Top oil producers will consider fresh output cuts at a meeting this week, but analysts are doubtful they will succeed in bolstering crude prices dented by the U.S.-China trade war.
The OPEC petroleum exporters’ cartel and key non-OPEC members want to halt a slide in prices that has continued despite previous production cuts and US sanctions that have squeezed supply from Iran and Venezuela.
Analysts say the OPEC+ group’s Joint Ministerial Monitoring Committee, which monitors a supply cut deal reached last year, has limited options when it meets in Abu Dhabi on Thursday.
UAE Energy Minister Suheil al-Mazrouei said Sunday the group would do “whatever necessary” to rebalance the crude market, but admitted that the issue was not entirely in the hands of the world’s top producers.
Speaking at a press conference in Abu Dhabi ahead of the World Energy Congress, to start Monday, he said the oil market is no longer governed by supply and demand but is being influenced more by U.S.-China trade tensions and geopolitical factors.
The minister said that although further cuts will be considered at Thursday’s meeting, they may not be the best way to boost declining prices.
“Anything that the group sees that will balance the market, we are committed to discuss it and hopefully go and do whatever necessary,” he said.
“But I wouldn’t suggest to jump to cuts every time that we have an issue on trade tensions.”
While cuts could help prices, they could also mean producers lose further market share, analysts say.
“OPEC has traditionally resorted to production cuts in order to shore up the prices,” said M. R. Raghu, head of research at Kuwait Financial Centre (Markaz).
“However, this has come at the cost of reduction in OPEC’s global crude market share from a peak of 35 percent in 2012 to 30 percent as of July 2019,” he told AFP.
The 24-nation OPEC+ group, dominated by the cartel’s kingpin Saudi Arabia and non-OPEC production giant Russia, agreed to reduce output in December 2018.
That came as a faltering global economy and a boom in US shale oil threatened to create a global glut in supply.

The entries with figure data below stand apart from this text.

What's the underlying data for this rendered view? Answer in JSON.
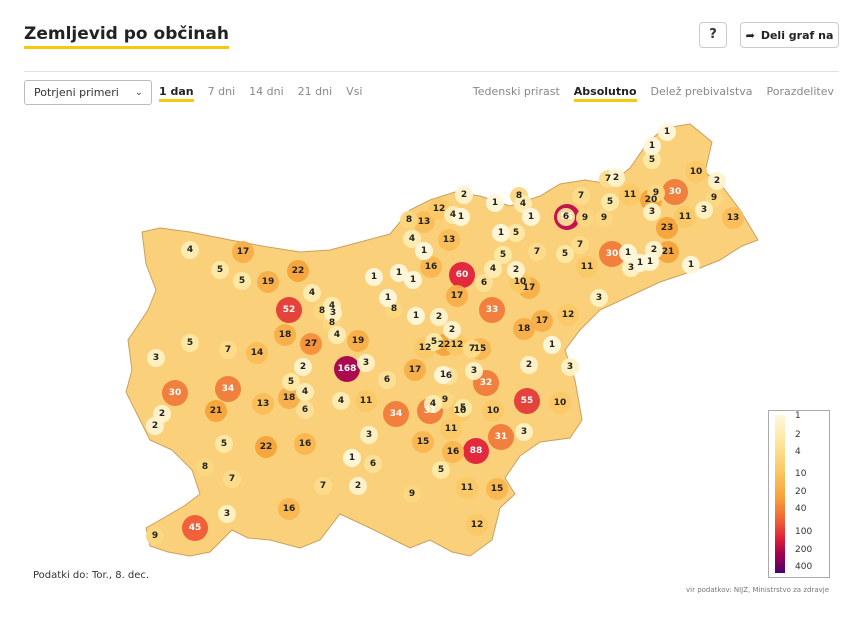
{
  "header": {
    "title": "Zemljevid po občinah",
    "help_label": "?",
    "share_label": "Deli graf na",
    "share_icon": "share-arrow-icon"
  },
  "filters": {
    "select_value": "Potrjeni primeri",
    "time_tabs": [
      {
        "label": "1 dan",
        "active": true
      },
      {
        "label": "7 dni",
        "active": false
      },
      {
        "label": "14 dni",
        "active": false
      },
      {
        "label": "21 dni",
        "active": false
      },
      {
        "label": "Vsi",
        "active": false
      }
    ],
    "mode_tabs": [
      {
        "label": "Tedenski prirast",
        "active": false
      },
      {
        "label": "Absolutno",
        "active": true
      },
      {
        "label": "Delež prebivalstva",
        "active": false
      },
      {
        "label": "Porazdelitev",
        "active": false
      }
    ]
  },
  "legend": {
    "labels": [
      "1",
      "2",
      "4",
      "10",
      "20",
      "40",
      "100",
      "200",
      "400"
    ],
    "colors": [
      "#fff7dc",
      "#fde9a6",
      "#fbd77f",
      "#fbc866",
      "#f7a23a",
      "#ef5a36",
      "#e0203a",
      "#a5004d",
      "#4b006e"
    ]
  },
  "map": {
    "municipality_values": [
      {
        "value": 168,
        "color": "#a5004d"
      },
      {
        "value": 93,
        "color": "#c00a4c"
      },
      {
        "value": 88,
        "color": "#e0203a"
      },
      {
        "value": 60,
        "color": "#e0203a"
      },
      {
        "value": 55,
        "color": "#e33a38"
      },
      {
        "value": 52,
        "color": "#e33a38"
      },
      {
        "value": 45,
        "color": "#ef5a36"
      },
      {
        "value": 34,
        "color": "#f07a3a"
      },
      {
        "value": 34,
        "color": "#f07a3a"
      },
      {
        "value": 33,
        "color": "#f07a3a"
      },
      {
        "value": 32,
        "color": "#f07a3a"
      },
      {
        "value": 31,
        "color": "#f07a3a"
      },
      {
        "value": 31,
        "color": "#f07a3a"
      },
      {
        "value": 30,
        "color": "#f07a3a"
      },
      {
        "value": 30,
        "color": "#f07a3a"
      },
      {
        "value": 30,
        "color": "#f07a3a"
      },
      {
        "value": 27,
        "color": "#f58f3a"
      },
      {
        "value": 23,
        "color": "#f7a23a"
      },
      {
        "value": 22,
        "color": "#f7a23a"
      },
      {
        "value": 22,
        "color": "#f7a23a"
      },
      {
        "value": 22,
        "color": "#f7a23a"
      },
      {
        "value": 21,
        "color": "#f7a23a"
      },
      {
        "value": 21,
        "color": "#f7a23a"
      },
      {
        "value": 20,
        "color": "#f7a23a"
      },
      {
        "value": 19,
        "color": "#f8ae48"
      },
      {
        "value": 19,
        "color": "#f8ae48"
      },
      {
        "value": 18,
        "color": "#f8ae48"
      },
      {
        "value": 18,
        "color": "#f8ae48"
      },
      {
        "value": 18,
        "color": "#f8ae48"
      },
      {
        "value": 17,
        "color": "#f8ae48"
      },
      {
        "value": 17,
        "color": "#f8ae48"
      },
      {
        "value": 17,
        "color": "#f8ae48"
      },
      {
        "value": 17,
        "color": "#f8ae48"
      },
      {
        "value": 17,
        "color": "#f8ae48"
      },
      {
        "value": 16,
        "color": "#f9b650"
      },
      {
        "value": 16,
        "color": "#f9b650"
      },
      {
        "value": 16,
        "color": "#f9b650"
      },
      {
        "value": 16,
        "color": "#f9b650"
      },
      {
        "value": 15,
        "color": "#f9b650"
      },
      {
        "value": 15,
        "color": "#f9b650"
      },
      {
        "value": 15,
        "color": "#f9b650"
      },
      {
        "value": 14,
        "color": "#fabd58"
      },
      {
        "value": 13,
        "color": "#fabd58"
      },
      {
        "value": 13,
        "color": "#fabd58"
      },
      {
        "value": 13,
        "color": "#fabd58"
      },
      {
        "value": 13,
        "color": "#fabd58"
      },
      {
        "value": 12,
        "color": "#fbc866"
      },
      {
        "value": 12,
        "color": "#fbc866"
      },
      {
        "value": 12,
        "color": "#fbc866"
      },
      {
        "value": 12,
        "color": "#fbc866"
      },
      {
        "value": 12,
        "color": "#fbc866"
      },
      {
        "value": 11,
        "color": "#fbc866"
      },
      {
        "value": 11,
        "color": "#fbc866"
      },
      {
        "value": 11,
        "color": "#fbc866"
      },
      {
        "value": 11,
        "color": "#fbc866"
      },
      {
        "value": 11,
        "color": "#fbc866"
      },
      {
        "value": 11,
        "color": "#fbc866"
      },
      {
        "value": 10,
        "color": "#fbc866"
      },
      {
        "value": 10,
        "color": "#fbc866"
      },
      {
        "value": 10,
        "color": "#fbc866"
      },
      {
        "value": 10,
        "color": "#fbc866"
      },
      {
        "value": 10,
        "color": "#fbc866"
      },
      {
        "value": 9,
        "color": "#fbd77f"
      },
      {
        "value": 9,
        "color": "#fbd77f"
      },
      {
        "value": 9,
        "color": "#fbd77f"
      },
      {
        "value": 9,
        "color": "#fbd77f"
      },
      {
        "value": 9,
        "color": "#fbd77f"
      },
      {
        "value": 9,
        "color": "#fbd77f"
      },
      {
        "value": 9,
        "color": "#fbd77f"
      },
      {
        "value": 8,
        "color": "#fbd77f"
      },
      {
        "value": 8,
        "color": "#fbd77f"
      },
      {
        "value": 8,
        "color": "#fbd77f"
      },
      {
        "value": 8,
        "color": "#fbd77f"
      },
      {
        "value": 8,
        "color": "#fbd77f"
      },
      {
        "value": 8,
        "color": "#fbd77f"
      },
      {
        "value": 7,
        "color": "#fcdc8c"
      },
      {
        "value": 7,
        "color": "#fcdc8c"
      },
      {
        "value": 7,
        "color": "#fcdc8c"
      },
      {
        "value": 7,
        "color": "#fcdc8c"
      },
      {
        "value": 7,
        "color": "#fcdc8c"
      },
      {
        "value": 7,
        "color": "#fcdc8c"
      },
      {
        "value": 7,
        "color": "#fcdc8c"
      },
      {
        "value": 7,
        "color": "#fcdc8c"
      },
      {
        "value": 6,
        "color": "#fde09a"
      },
      {
        "value": 6,
        "color": "#fde09a"
      },
      {
        "value": 6,
        "color": "#fde09a"
      },
      {
        "value": 6,
        "color": "#fde09a"
      },
      {
        "value": 6,
        "color": "#fde09a"
      },
      {
        "value": 6,
        "color": "#fde09a"
      },
      {
        "value": 5,
        "color": "#fde9a6"
      },
      {
        "value": 5,
        "color": "#fde9a6"
      },
      {
        "value": 5,
        "color": "#fde9a6"
      },
      {
        "value": 5,
        "color": "#fde9a6"
      },
      {
        "value": 5,
        "color": "#fde9a6"
      },
      {
        "value": 5,
        "color": "#fde9a6"
      },
      {
        "value": 5,
        "color": "#fde9a6"
      },
      {
        "value": 5,
        "color": "#fde9a6"
      },
      {
        "value": 5,
        "color": "#fde9a6"
      },
      {
        "value": 5,
        "color": "#fde9a6"
      },
      {
        "value": 5,
        "color": "#fde9a6"
      },
      {
        "value": 5,
        "color": "#fde9a6"
      },
      {
        "value": 5,
        "color": "#fde9a6"
      },
      {
        "value": 4,
        "color": "#feecb4"
      },
      {
        "value": 4,
        "color": "#feecb4"
      },
      {
        "value": 4,
        "color": "#feecb4"
      },
      {
        "value": 4,
        "color": "#feecb4"
      },
      {
        "value": 4,
        "color": "#feecb4"
      },
      {
        "value": 4,
        "color": "#feecb4"
      },
      {
        "value": 4,
        "color": "#feecb4"
      },
      {
        "value": 4,
        "color": "#feecb4"
      },
      {
        "value": 4,
        "color": "#feecb4"
      },
      {
        "value": 4,
        "color": "#feecb4"
      },
      {
        "value": 4,
        "color": "#feecb4"
      },
      {
        "value": 3,
        "color": "#fef1c4"
      },
      {
        "value": 3,
        "color": "#fef1c4"
      },
      {
        "value": 3,
        "color": "#fef1c4"
      },
      {
        "value": 3,
        "color": "#fef1c4"
      },
      {
        "value": 3,
        "color": "#fef1c4"
      },
      {
        "value": 3,
        "color": "#fef1c4"
      },
      {
        "value": 3,
        "color": "#fef1c4"
      },
      {
        "value": 3,
        "color": "#fef1c4"
      },
      {
        "value": 3,
        "color": "#fef1c4"
      },
      {
        "value": 3,
        "color": "#fef1c4"
      },
      {
        "value": 3,
        "color": "#fef1c4"
      },
      {
        "value": 3,
        "color": "#fef1c4"
      },
      {
        "value": 2,
        "color": "#fff3cf"
      },
      {
        "value": 2,
        "color": "#fff3cf"
      },
      {
        "value": 2,
        "color": "#fff3cf"
      },
      {
        "value": 2,
        "color": "#fff3cf"
      },
      {
        "value": 2,
        "color": "#fff3cf"
      },
      {
        "value": 2,
        "color": "#fff3cf"
      },
      {
        "value": 2,
        "color": "#fff3cf"
      },
      {
        "value": 2,
        "color": "#fff3cf"
      },
      {
        "value": 2,
        "color": "#fff3cf"
      },
      {
        "value": 2,
        "color": "#fff3cf"
      },
      {
        "value": 2,
        "color": "#fff3cf"
      },
      {
        "value": 2,
        "color": "#fff3cf"
      },
      {
        "value": 1,
        "color": "#fff7dc"
      },
      {
        "value": 1,
        "color": "#fff7dc"
      },
      {
        "value": 1,
        "color": "#fff7dc"
      },
      {
        "value": 1,
        "color": "#fff7dc"
      },
      {
        "value": 1,
        "color": "#fff7dc"
      },
      {
        "value": 1,
        "color": "#fff7dc"
      },
      {
        "value": 1,
        "color": "#fff7dc"
      },
      {
        "value": 1,
        "color": "#fff7dc"
      },
      {
        "value": 1,
        "color": "#fff7dc"
      },
      {
        "value": 1,
        "color": "#fff7dc"
      },
      {
        "value": 1,
        "color": "#fff7dc"
      },
      {
        "value": 1,
        "color": "#fff7dc"
      },
      {
        "value": 1,
        "color": "#fff7dc"
      },
      {
        "value": 1,
        "color": "#fff7dc"
      },
      {
        "value": 1,
        "color": "#fff7dc"
      },
      {
        "value": 1,
        "color": "#fff7dc"
      },
      {
        "value": 1,
        "color": "#fff7dc"
      },
      {
        "value": 1,
        "color": "#fff7dc"
      },
      {
        "value": 1,
        "color": "#fff7dc"
      }
    ]
  },
  "footer": {
    "updated": "Podatki do: Tor., 8. dec.",
    "source": "vir podatkov: NIJZ, Ministrstvo za zdravje"
  }
}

Previous supply cuts have mostly succeeded in bolstering prices.
But this time, the market has continued to slide — even after OPEC+ agreed in June to extend by nine months an earlier deal slashing output by 1.2 million barrels per day (bpd).
The new factor is the trade dispute between the world’s two biggest economies, whose tit-for-tat tariffs have created fears of a global recession that will undermine demand for oil.
Saudi economist Fadhl al-Bouenain said the oil market has become “highly sensitive to the US-China trade war”.
“What is happening to oil prices is outside the control of OPEC and certainly stronger than its capability,” Bouenain told AFP.
“Accordingly, I think OPEC+ will not resort to new production cuts” because that would further blunt the group’s already shrunken market share, he said.
European benchmark Brent was selling at $61.54 per barrel Friday, in contrast with more than $75 this time last year but up from around $50 at the end of December 2018.
The deliberations also coincide with stymied production from Iran and Venezuela and slower growth in U.S. output, meaning that supplies are not excessively high.
“US shale output growth does not have the same momentum as in previous cycles, and OPEC production is at a 15-year low, having fallen by 2.7 million barrels per day over the past nine months,” Standard Chartered said in a commentary last month.
“We think that the oil policy options for key producers are limited, for the moment,” the investment bank said.
No decisions will be taken at Thursday’s meeting, but it should produce recommendations ahead of an OPEC+ ministerial meeting in Vienna in December.
Rapidan Energy Group said the alliance might need to cut output by an additional one million bpd to stabilise the market.
But the problem will be deciding which member countries will shoulder the burden of any new cuts.
Saudi Arabia, which is the de facto leader of OPEC and pumps about a third of the cartel’s oil, took on more than its fair share last time around.
It has also undergone a major shake-up in its oil sector, announcing the replacement of energy minister Khalid al-Falih with Prince Abdulaziz bin Salman in the early hours of Sunday morning ahead of a much-anticipated stock listing of state oil giant Aramco.
Bouenain said he believes that Riyadh is likely to resist taking on further cuts, given the impact on the kingdom’s revenues.
Raghu said that “without a favorable resolution to the dispute, OPEC’s production cuts will not result in a sizeable uptick of oil prices.”